Like the Go-Go’s doc, the Cypress Hill documentary should put into perspective their pervasive influence and groundbreaking, Latin-tinged hip-hop crossed with booming metallic rock for Rock & Roll Hall of Fame voters. Though they have never appeared on the ballot, Cypress Hill’s B-Real is a voter, and he has some strong opinions about his band’s case.

“We have some haters, some bad blood,” he admits. “But to be truthful about it, I don’t give a fuck. We didn’t start this for achievements or awards. If it happens, awesome, great, but our passion was making music and connecting with people.

“We’ve always been underdogs.  We’ve been overlooked because of who we are and what we stand for. But we rapped about some serious shit on our albums. And a lot of opportunities didn’t come our way because of that.  But I would not change a fucking thing because here we are 30 years later.  I feel we’ve had more impact on the cannabis legalization movement than any other artist.”

Or as he puts it in the doc, “It was all organic… no pun intended. ”

Variety contributor and former High Times editor Steve Bloom, who put Cypress Hill on the publication’s cover, offers some props in the doc. “I liked the music and they seemed to be all about weed. It was a perfect fit for us. They were pushing the envelope by lighting up on-stage in places like Alabama.”
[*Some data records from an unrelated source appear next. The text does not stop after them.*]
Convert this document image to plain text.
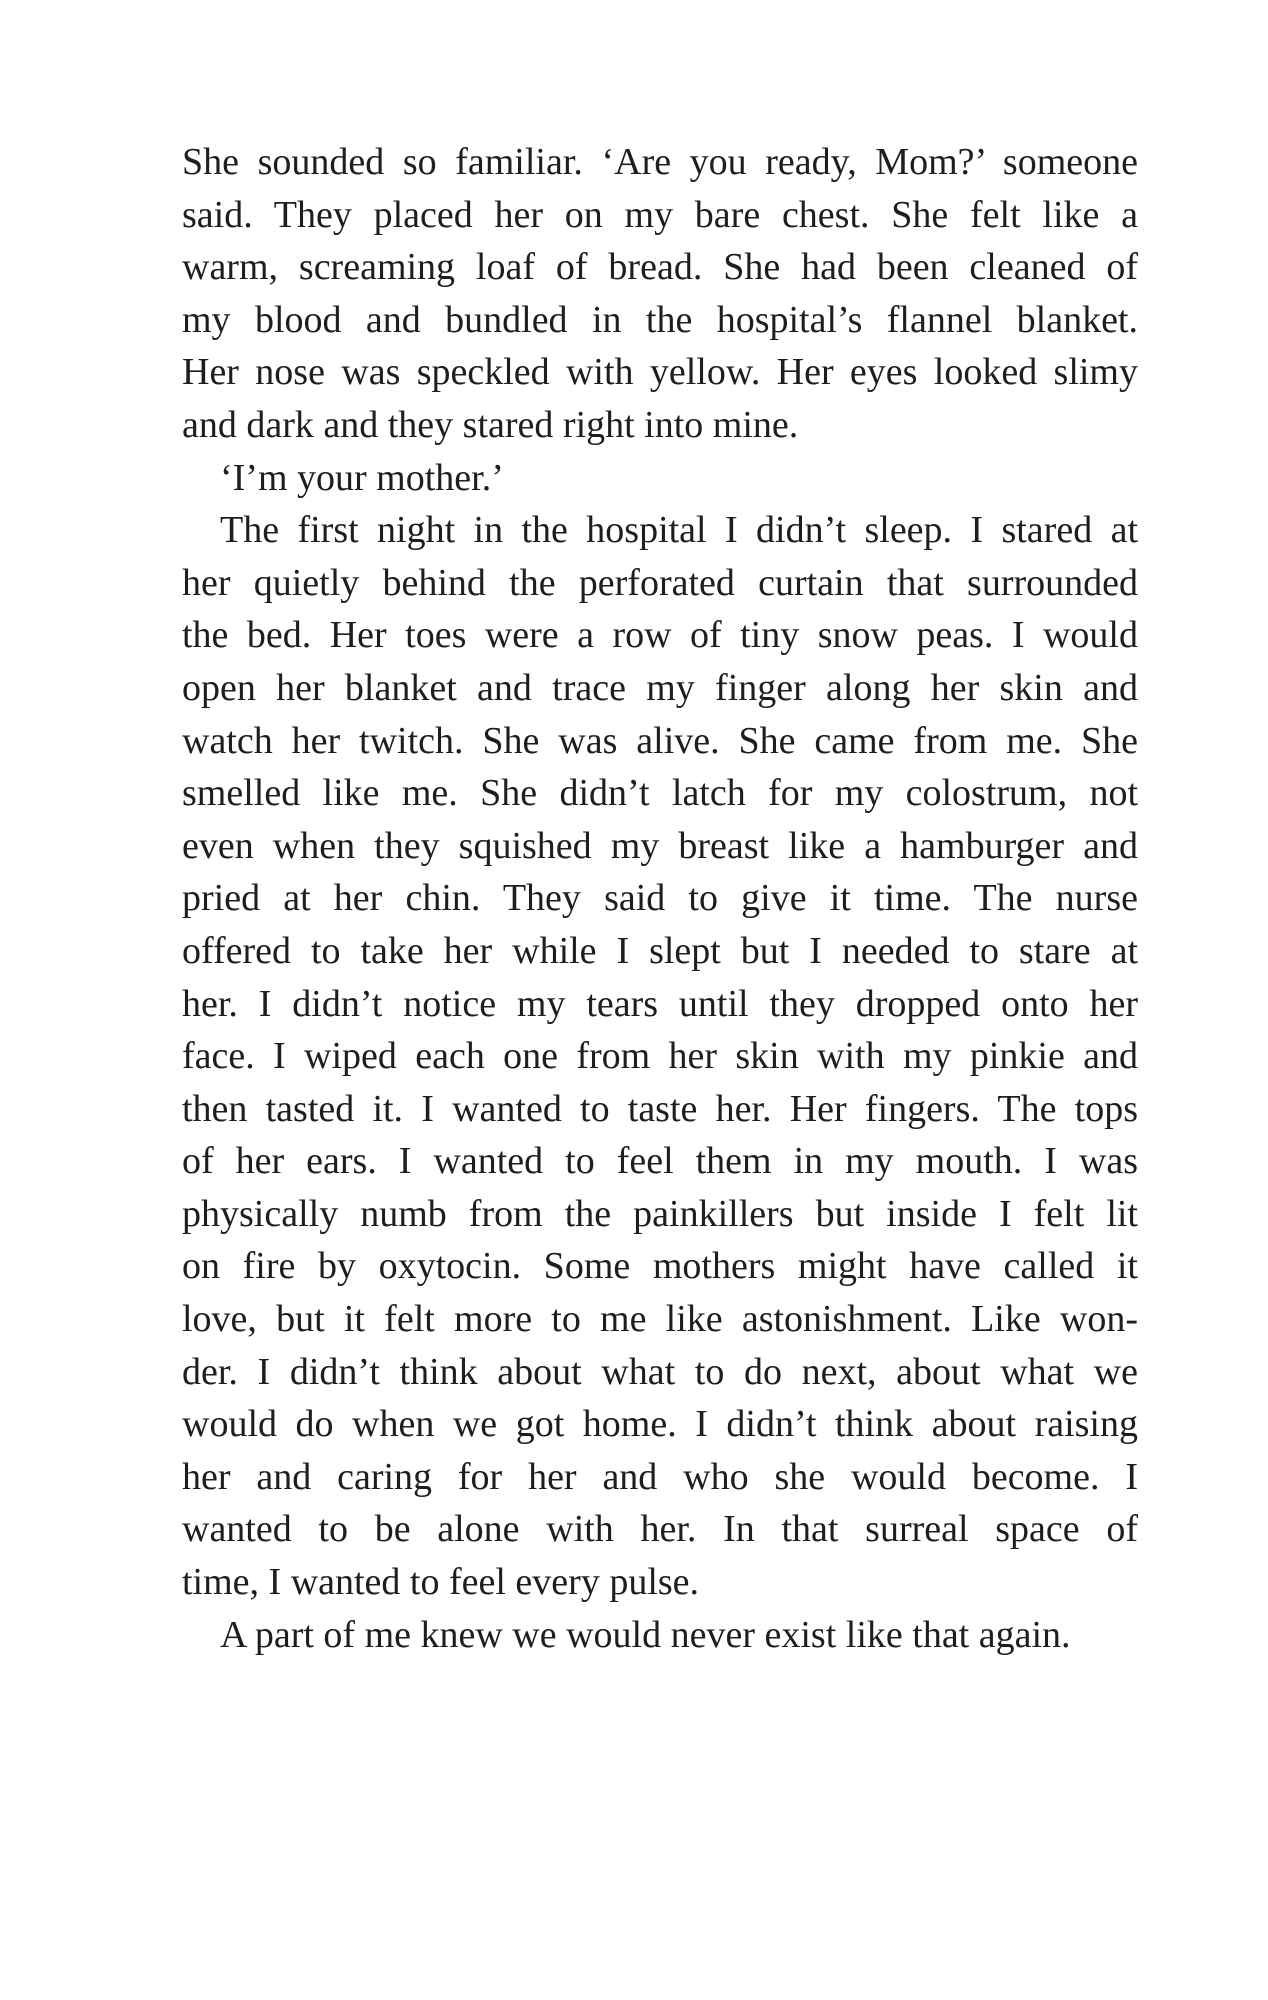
She sounded so familiar. ‘Are you ready, Mom?’ someone
said. They placed her on my bare chest. She felt like a
warm, screaming loaf of bread. She had been cleaned of
my blood and bundled in the hospital’s flannel blanket.
Her nose was speckled with yellow. Her eyes looked slimy
and dark and they stared right into mine.
‘I’m your mother.’
The first night in the hospital I didn’t sleep. I stared at
her quietly behind the perforated curtain that surrounded
the bed. Her toes were a row of tiny snow peas. I would
open her blanket and trace my finger along her skin and
watch her twitch. She was alive. She came from me. She
smelled like me. She didn’t latch for my colostrum, not
even when they squished my breast like a hamburger and
pried at her chin. They said to give it time. The nurse
offered to take her while I slept but I needed to stare at
her. I didn’t notice my tears until they dropped onto her
face. I wiped each one from her skin with my pinkie and
then tasted it. I wanted to taste her. Her fingers. The tops
of her ears. I wanted to feel them in my mouth. I was
physically numb from the painkillers but inside I felt lit
on fire by oxytocin. Some mothers might have called it
love, but it felt more to me like astonishment. Like won-
der. I didn’t think about what to do next, about what we
would do when we got home. I didn’t think about raising
her and caring for her and who she would become. I
wanted to be alone with her. In that surreal space of
time, I wanted to feel every pulse.
A part of me knew we would never exist like that again.
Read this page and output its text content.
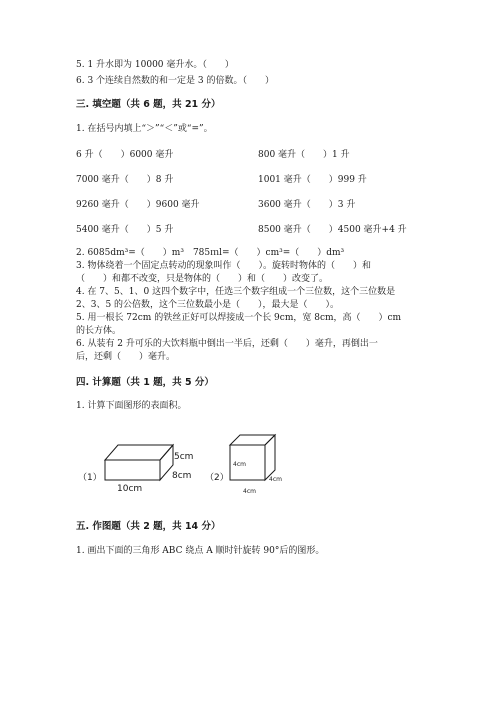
5. 1 升水即为 10000 毫升水。（　　）
6. 3 个连续自然数的和一定是 3 的倍数。（　　）
三. 填空题（共 6 题，共 21 分）
1. 在括号内填上“＞”“＜”或“=”。
6 升（　　）6000 毫升	800 毫升（　　）1 升
7000 毫升（　　）8 升	1001 毫升（　　）999 升
9260 毫升（　　）9600 毫升	3600 毫升（　　）3 升
5400 毫升（　　）5 升	8500 毫升（　　）4500 毫升+4 升
2. 6085dm³=（　　）m³　785ｍl=（　　）cm³=（　　）dm³
3. 物体绕着一个固定点转动的现象叫作（　　）。旋转时物体的（　　）和
（　　）和都不改变，只是物体的（　　）和（　　）改变了。
4. 在 7、5、1、0 这四个数字中，任选三个数字组成一个三位数，这个三位数是
2、3、5 的公倍数，这个三位数最小是（　　），最大是（　　）。
5. 用一根长 72cm 的铁丝正好可以焊接成一个长 9cm，宽 8cm，高（　　）cm
的长方体。
6. 从装有 2 升可乐的大饮料瓶中倒出一半后，还剩（　　）毫升，再倒出一
后，还剩（　　）毫升。
四. 计算题（共 1 题，共 5 分）
1. 计算下面图形的表面积。
（1）
10cm
8cm
5cm
（2）
4cm
4cm
4cm
五. 作图题（共 2 题，共 14 分）
1. 画出下面的三角形 ABC 绕点 A 顺时针旋转 90°后的图形。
As far as the group’s legacy goes, B-Real argues, “We also like to prove motherfuckers wrong, like [on the belief that] hip-hop is a young man’s game. Record labels don’t know how to market to the older fans, to make them aware the artists they grew up with have no music out. Hip-hop is one of the genres where the fans don’t necessarily stay loyal to the older groups. The major labels and radio airplay just perpetuate that.”

Cypress Hill remains as active as ever, having just released its new album, “Back in Black,” last month and planning a U.S. arena tour later this spring, followed by visits to Canada, Austria and  Belgium in the summer. The band just played a gig at the famed Red Rocks Amphitheatre outside Denver on Tuesday night, and today B-Real returns to L.A. to take care of his “other” business.

“4/20 is a national holiday, celebrated in places where it’s not even legal yet,” says B, who notes how he went from playing 4/20 gigs in the Bay Area at the Fillmore and Warfield in the early 2000s to headlining a show in Vancouver before 150,000 fans. “It’s fucking unbelievable and it’s just going to get bigger and bigger. But every day is 4/20 for me.”